Local and area residents gathered Friday at Mount Triumph Missionary Baptist Church in McAlester for a special commemorative ceremony honoring Dr. Martin Luther King Jr.
The Rev. Dr. David Monk served as featured speaker for the event, speaking on the theme “Living the Dream... Moving Forward.” Monk is minister at Edgewood United Methodist Church in Hartshorne, which is near the Haileyville city limits.
The Rev. Anthony D. Washington, pastor at Mount Triumph, served as master of ceremonies for the event.
“Since we are a multi-cultural nation, I feel it’s important for us to know something about every person’s culture we live and function with,” Washington said.
The Rev. Donald Brown read from scripture and gave the invocation.
Students from James Brown’s class at McAlester High School attended the ceremony, as did students from Holly Kennon’s and Kris Wood’s fourth grade classes at Edmond Doyle Elementary School.
Also during the ceremony, the MLK Unity Choir under the direction of Loise Washington performed two numbers.
“The MLK Unity Choir annually looks forward to this program,” Loise Washington said.
She then led the choir in a sing titled “Grateful,” a number in which the choir repeated the title phrase again and again in a rising crescendo as the number reached its peak.
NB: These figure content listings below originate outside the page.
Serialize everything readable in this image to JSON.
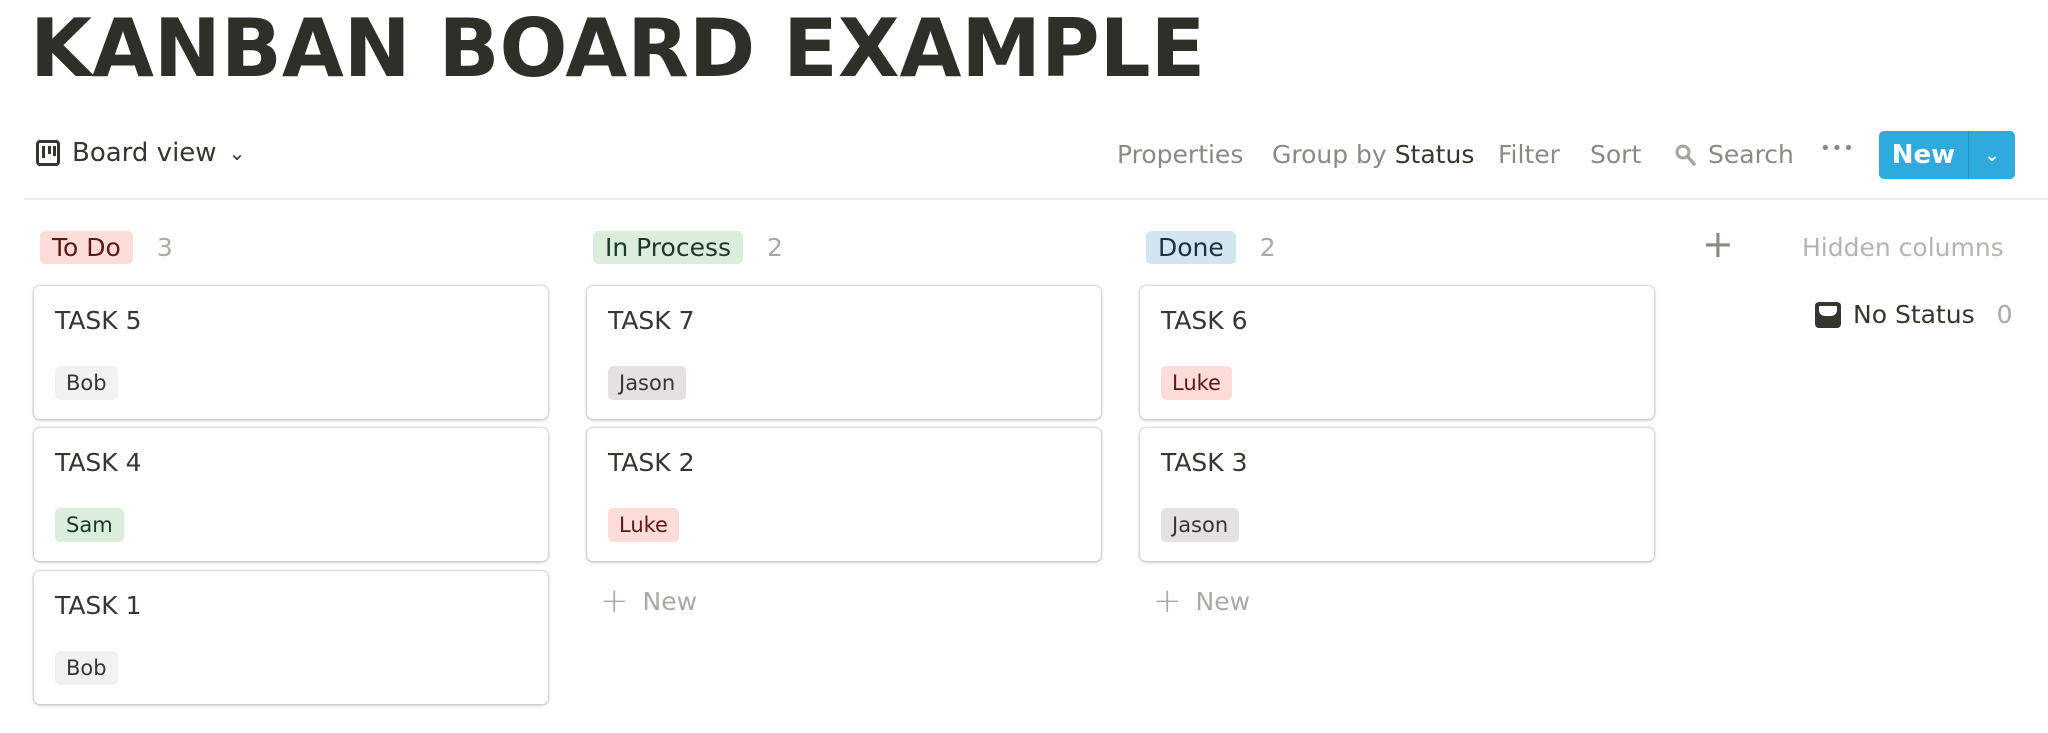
{
  "page": {
    "title": "KANBAN BOARD EXAMPLE"
  },
  "toolbar": {
    "view_label": "Board view",
    "view_icon": "board-icon",
    "properties": "Properties",
    "group_by_prefix": "Group by",
    "group_by_value": "Status",
    "filter": "Filter",
    "sort": "Sort",
    "search": "Search",
    "more": "•••",
    "new": "New",
    "new_dropdown": "⌄",
    "accent": "#2eaadc"
  },
  "columns": [
    {
      "name": "To Do",
      "count": "3",
      "bg": "#fdddd8",
      "fg": "#5d1715",
      "cards": [
        {
          "title": "TASK 5",
          "tag": "Bob",
          "tag_bg": "#f1f1ef",
          "tag_fg": "#37352f"
        },
        {
          "title": "TASK 4",
          "tag": "Sam",
          "tag_bg": "#dbeddb",
          "tag_fg": "#1c3829"
        },
        {
          "title": "TASK 1",
          "tag": "Bob",
          "tag_bg": "#f1f1ef",
          "tag_fg": "#37352f"
        }
      ],
      "new_label": ""
    },
    {
      "name": "In Process",
      "count": "2",
      "bg": "#dbeddb",
      "fg": "#1c3829",
      "cards": [
        {
          "title": "TASK 7",
          "tag": "Jason",
          "tag_bg": "#e3e2e0",
          "tag_fg": "#37352f"
        },
        {
          "title": "TASK 2",
          "tag": "Luke",
          "tag_bg": "#fdddd8",
          "tag_fg": "#5d1715"
        }
      ],
      "new_label": "New"
    },
    {
      "name": "Done",
      "count": "2",
      "bg": "#d3e5ef",
      "fg": "#183347",
      "cards": [
        {
          "title": "TASK 6",
          "tag": "Luke",
          "tag_bg": "#fdddd8",
          "tag_fg": "#5d1715"
        },
        {
          "title": "TASK 3",
          "tag": "Jason",
          "tag_bg": "#e3e2e0",
          "tag_fg": "#37352f"
        }
      ],
      "new_label": "New"
    }
  ],
  "add_column": "+",
  "hidden_columns": {
    "label": "Hidden columns",
    "items": [
      {
        "name": "No Status",
        "count": "0",
        "icon": "inbox-tray-icon"
      }
    ]
  }
}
In addition to the choir, performing musicians included Cletis Lowe, on electric keyboards and vocals; Kevin Priddle, the former McAlester mayor, on guitar; Donald Brown Jr., on drums and Jerri Burris, on piano.
The director then led the musicians and choir on a second number, “”I’m Grateful for the Things You’ve Done,” a faster gospel-tinged number which led to many crowd members, including many of the children, spontaneously clapping along.
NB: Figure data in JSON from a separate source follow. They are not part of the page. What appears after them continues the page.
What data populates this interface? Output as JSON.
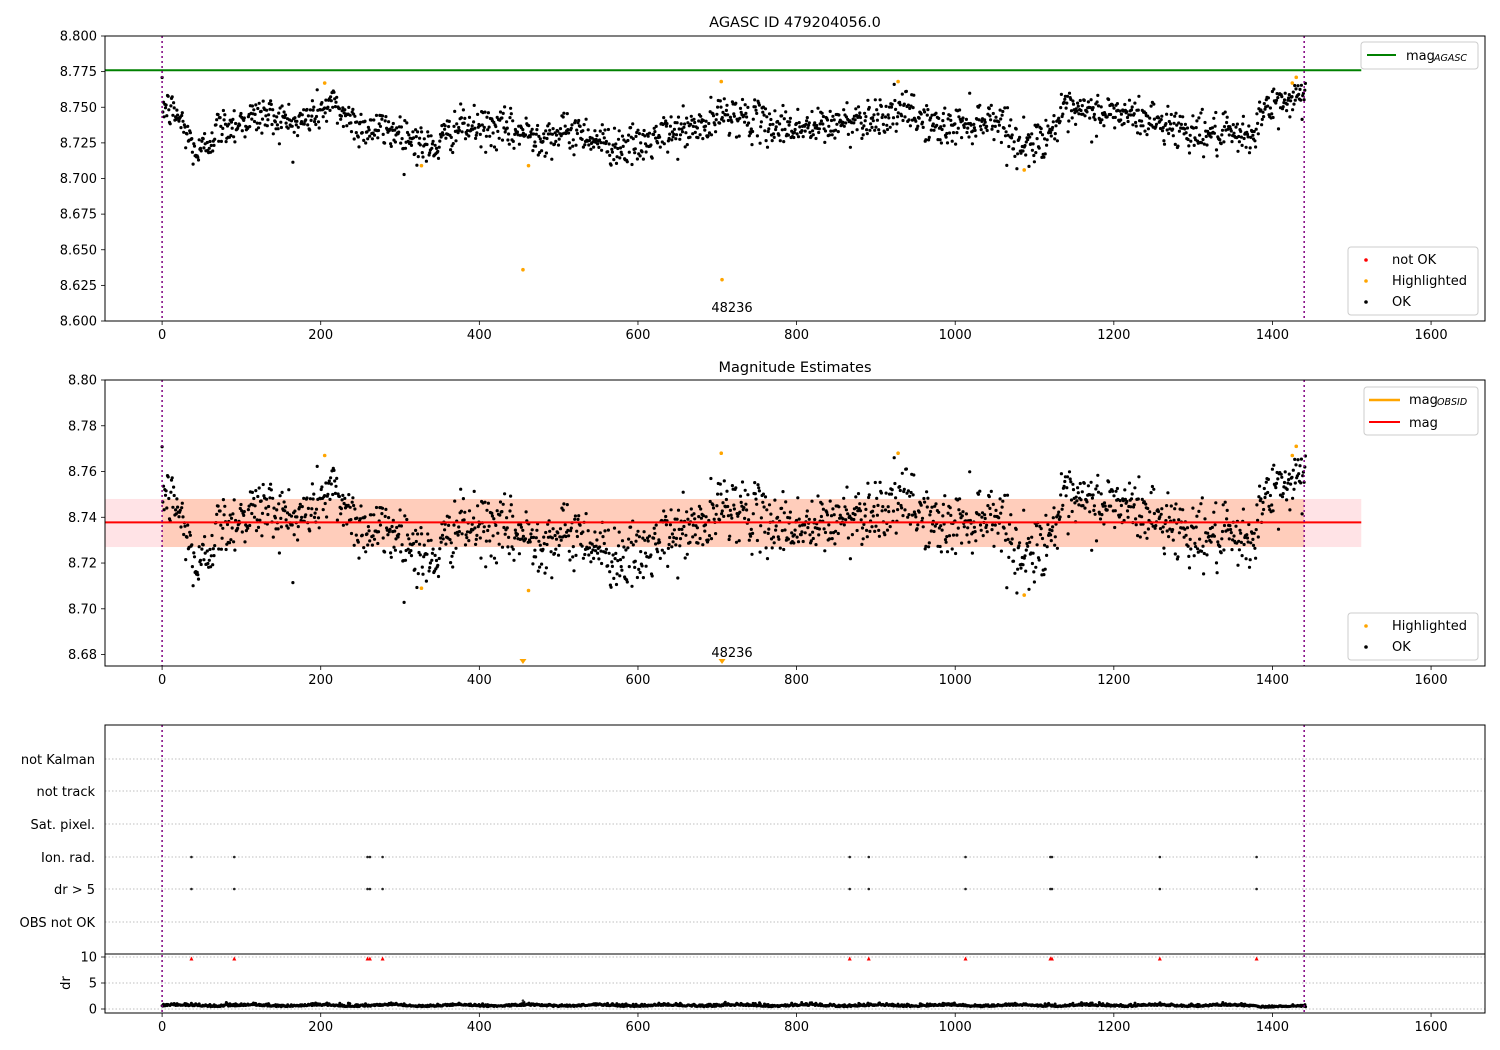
{
  "chart_data": [
    {
      "type": "scatter",
      "title": "AGASC ID 479204056.0",
      "xlim": [
        -72,
        1668
      ],
      "ylim": [
        8.6,
        8.8
      ],
      "xticks": [
        "0",
        "200",
        "400",
        "600",
        "800",
        "1000",
        "1200",
        "1400",
        "1600"
      ],
      "yticks": [
        "8.600",
        "8.625",
        "8.650",
        "8.675",
        "8.700",
        "8.725",
        "8.750",
        "8.775",
        "8.800"
      ],
      "vlines": [
        0,
        1440
      ],
      "mag_agasc": 8.776,
      "annotation": {
        "text": "48236",
        "x": 700,
        "y": 8.609
      },
      "legend_top": [
        {
          "label": "mag",
          "sub": "AGASC",
          "color": "#008000"
        }
      ],
      "legend_bottom": [
        {
          "label": "not OK",
          "color": "#ff0000"
        },
        {
          "label": "Highlighted",
          "color": "#ffa500"
        },
        {
          "label": "OK",
          "color": "#000000"
        }
      ],
      "highlighted": [
        [
          205,
          8.767
        ],
        [
          327,
          8.709
        ],
        [
          455,
          8.636
        ],
        [
          462,
          8.709
        ],
        [
          705,
          8.768
        ],
        [
          706,
          8.629
        ],
        [
          928,
          8.768
        ],
        [
          1087,
          8.706
        ],
        [
          1425,
          8.767
        ],
        [
          1430,
          8.771
        ]
      ],
      "series_anchors": [
        [
          0,
          8.752
        ],
        [
          20,
          8.744
        ],
        [
          45,
          8.716
        ],
        [
          70,
          8.735
        ],
        [
          100,
          8.74
        ],
        [
          130,
          8.745
        ],
        [
          170,
          8.738
        ],
        [
          200,
          8.748
        ],
        [
          215,
          8.752
        ],
        [
          250,
          8.736
        ],
        [
          300,
          8.733
        ],
        [
          340,
          8.72
        ],
        [
          370,
          8.736
        ],
        [
          420,
          8.735
        ],
        [
          480,
          8.73
        ],
        [
          530,
          8.733
        ],
        [
          560,
          8.724
        ],
        [
          600,
          8.722
        ],
        [
          640,
          8.732
        ],
        [
          690,
          8.737
        ],
        [
          710,
          8.747
        ],
        [
          760,
          8.738
        ],
        [
          820,
          8.735
        ],
        [
          880,
          8.742
        ],
        [
          940,
          8.747
        ],
        [
          980,
          8.735
        ],
        [
          1040,
          8.742
        ],
        [
          1060,
          8.74
        ],
        [
          1080,
          8.722
        ],
        [
          1110,
          8.728
        ],
        [
          1140,
          8.746
        ],
        [
          1200,
          8.746
        ],
        [
          1240,
          8.742
        ],
        [
          1300,
          8.733
        ],
        [
          1340,
          8.73
        ],
        [
          1370,
          8.728
        ],
        [
          1390,
          8.748
        ],
        [
          1420,
          8.755
        ],
        [
          1440,
          8.76
        ]
      ]
    },
    {
      "type": "scatter",
      "title": "Magnitude Estimates",
      "xlim": [
        -72,
        1668
      ],
      "ylim": [
        8.675,
        8.8
      ],
      "xticks": [
        "0",
        "200",
        "400",
        "600",
        "800",
        "1000",
        "1200",
        "1400",
        "1600"
      ],
      "yticks": [
        "8.68",
        "8.70",
        "8.72",
        "8.74",
        "8.76",
        "8.78",
        "8.80"
      ],
      "vlines": [
        0,
        1440
      ],
      "mag": 8.7378,
      "band": [
        8.727,
        8.748
      ],
      "annotation": {
        "text": "48236",
        "x": 700,
        "y": 8.679
      },
      "legend_top": [
        {
          "label": "mag",
          "sub": "OBSID",
          "color": "#ffa500"
        },
        {
          "label": "mag",
          "sub": "",
          "color": "#ff0000"
        }
      ],
      "legend_bottom": [
        {
          "label": "Highlighted",
          "color": "#ffa500"
        },
        {
          "label": "OK",
          "color": "#000000"
        }
      ],
      "highlighted": [
        [
          205,
          8.767
        ],
        [
          327,
          8.709
        ],
        [
          462,
          8.708
        ],
        [
          705,
          8.768
        ],
        [
          928,
          8.768
        ],
        [
          1087,
          8.706
        ],
        [
          1425,
          8.767
        ],
        [
          1430,
          8.771
        ]
      ],
      "offscale": [
        455,
        706
      ]
    },
    {
      "type": "scatter",
      "xlim": [
        -72,
        1668
      ],
      "flag_labels": [
        "not Kalman",
        "not track",
        "Sat. pixel.",
        "Ion. rad.",
        "dr > 5",
        "OBS not OK"
      ],
      "flag_x": [
        37,
        91,
        259,
        262,
        278,
        867,
        891,
        1013,
        1120,
        1122,
        1258,
        1380
      ],
      "dr_ylabel": "dr",
      "dr_yticks": [
        "0",
        "5",
        "10"
      ],
      "dr_ylim": [
        0,
        10
      ],
      "xticks": [
        "0",
        "200",
        "400",
        "600",
        "800",
        "1000",
        "1200",
        "1400",
        "1600"
      ],
      "vlines": [
        0,
        1440
      ]
    }
  ]
}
“Are you all grateful today?” Loise Washington asked, as many in the seats responded “Yes!”
That led to Monk’s presentation as the keynote speaker.
He started with a story about two children playing together — a little rich girl and a little poor girl. While they played, the little rich girl pointed out a mansion on the hill, an airplane in the sky and a yacht on a lake, and told the other girl it all belonged to her daddy.
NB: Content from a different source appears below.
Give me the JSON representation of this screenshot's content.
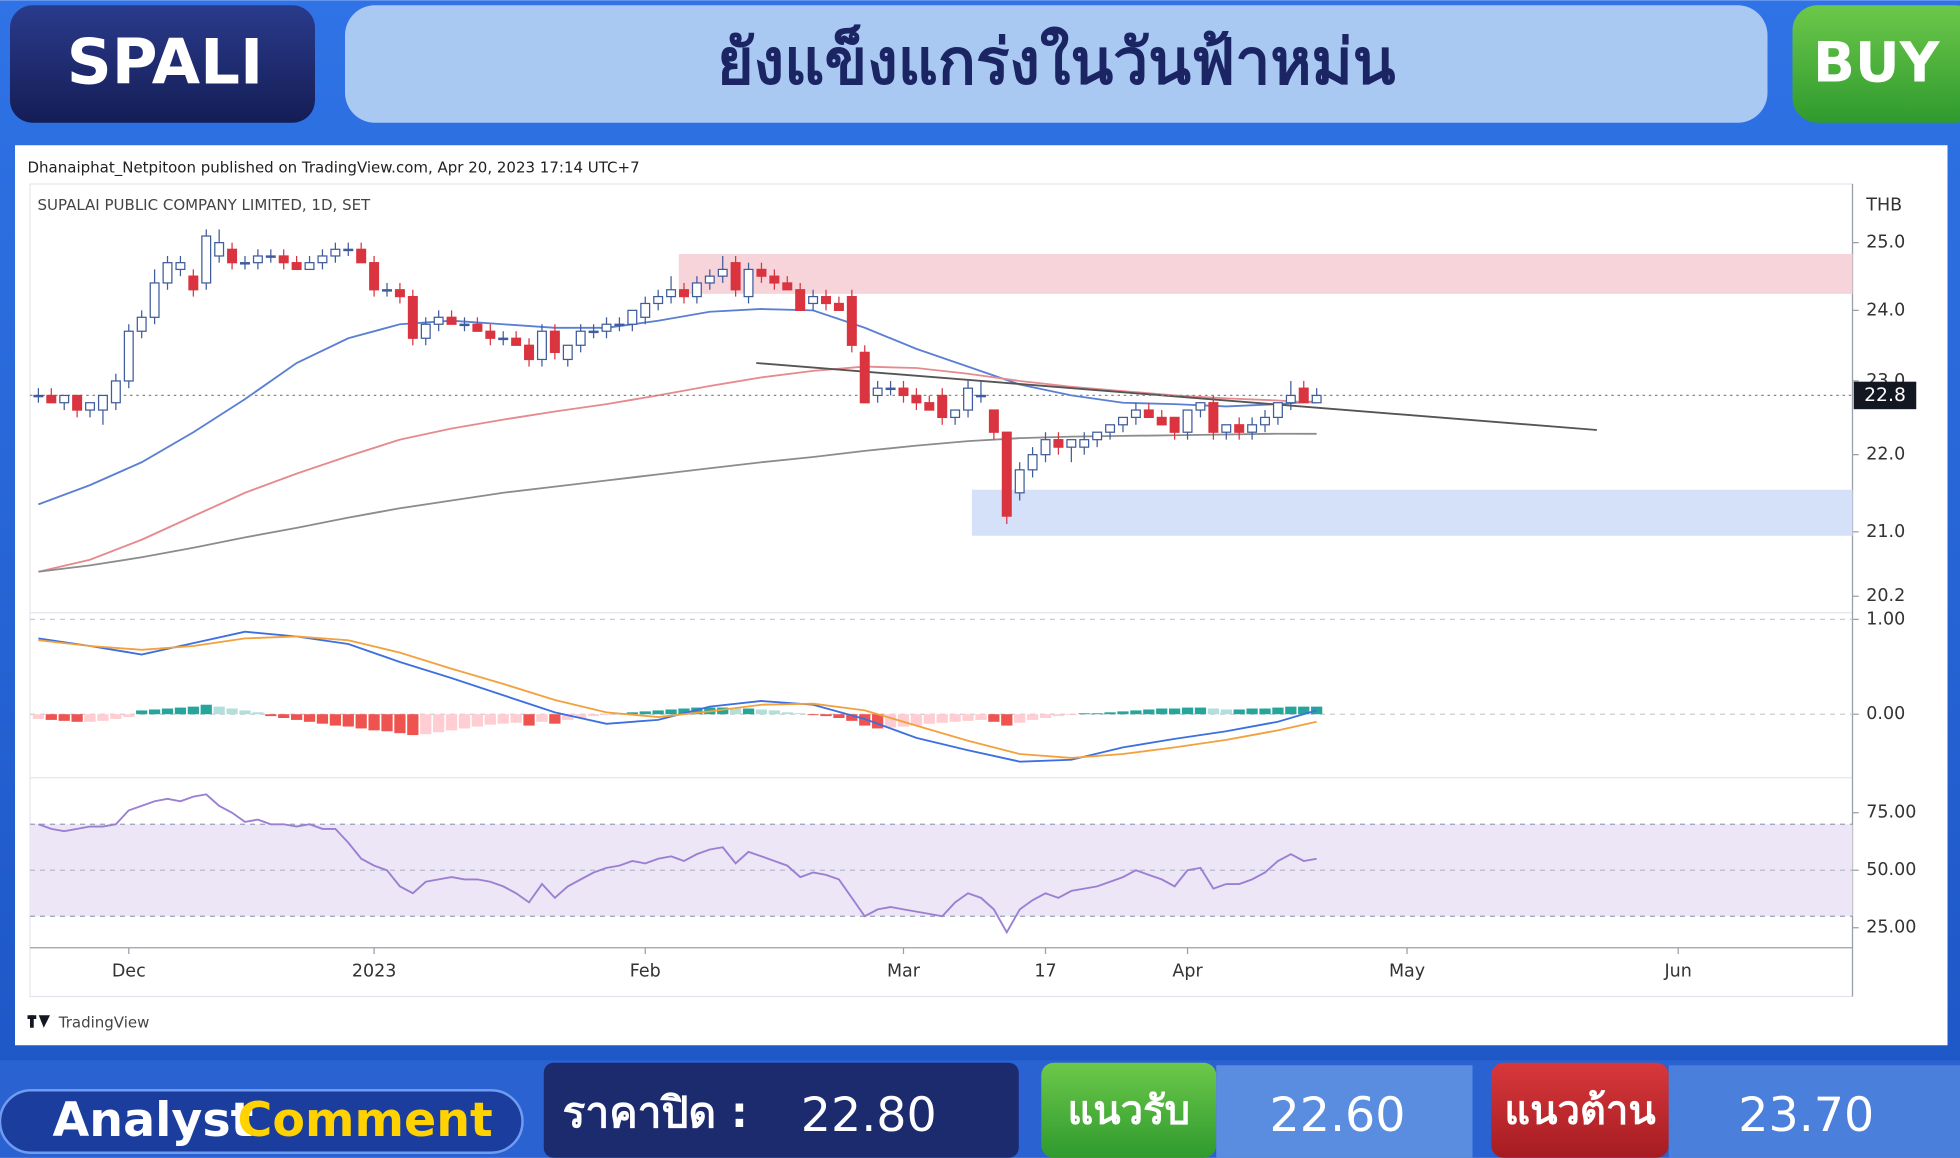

The little poor girl lowered her head, until she remembered a song she’d heard in Sunday school, “He’s Got the Whole World in His Hands.”
“See that hill,” she told the other girl. “My Daddy made that hill.”
“My Daddy made the moon and the stars and the sky. My Daddy made that water.”
Speaking of the point of his story, Monk said “When we put things in perspective, God is the great equalizer.”
“You pray for me and I’ll pray for you,” he said.
Monk also referred to the commemorative ceremony under way at the church.
“Events such as this remind us of whence we have come,” he said.
“The dream of Martin Luther King was not forged in a vacuum,” Monk said. “There’s a larger context in which the dream of Martin Luther King was born.”
Monk invoked the name of the writer and co-founder of the NAACP, W.E.B. Du Bois; men he called black nationalists, such as Stokely Carmichael and Malcolm X, and men he called activists, such as the Revs. Jesse Jackson and Al Sharpton.
He also referred to a letter that King had written while in the Birmingham Jail, talking about the importance of Christians coming together.
Monk spoke of the Biblical scripture, which states “If my people come together ... I will heal their land.”
He referred to Jacob, Daniel and Joseph from the Bible, noting Joseph was sold into slavery.
Returning to modern times, Monk criticized what he called “the prison industrial complex,” saying we put people who commit non-violent crimes in prison “and throw away the key.”
“No one can kill our dream,” Monk said. “If He gives you a dream, a bullet can’t kill it.” What God has begun in you, he will finish, Monk said.
Monk spoke of the time when he said King referred to the part of the Constitution that stated “All men are created equal,” but when he sent a “check” to cash in on that promise, it came back marked “insufficient funds.”
He also referred to a speech by President Barack Obama.
“There is a vision of a better America,” Monk said. “It begins with prayer.
“We should put aside our differences,” he said.
“The dream is still alive. The vision before us is a vision of excellence.
“I hope you will continue to embrace the dream of Martin Luther King, but more important, to embrace the dream the vision of excellence,” Monk said.
Following Monk’s presentation, Pittsburg County Holiday Commission Chairman Miller Newman presented him with a framed certificate of appreciation for serving as speaker for the event.
“I don’t know if I should say anything or not after that,” Newman said, referring to Monks’ presentation. “I just heard a message; everyone could take a piece of that and carry it with them.”
Rev. Washington closed the ceremony.
“It’s not a black America; it’s not a white America,” he said. “It’s a melting pot and we’re all here together.”
Looking over the crowd, Washington nodded toward the students attending the event.
“It’s a beautiful bouquet of flowers,” he said.
“We pray for justice and equality,” Washington said. “Show us how to have compassion, one for the other.”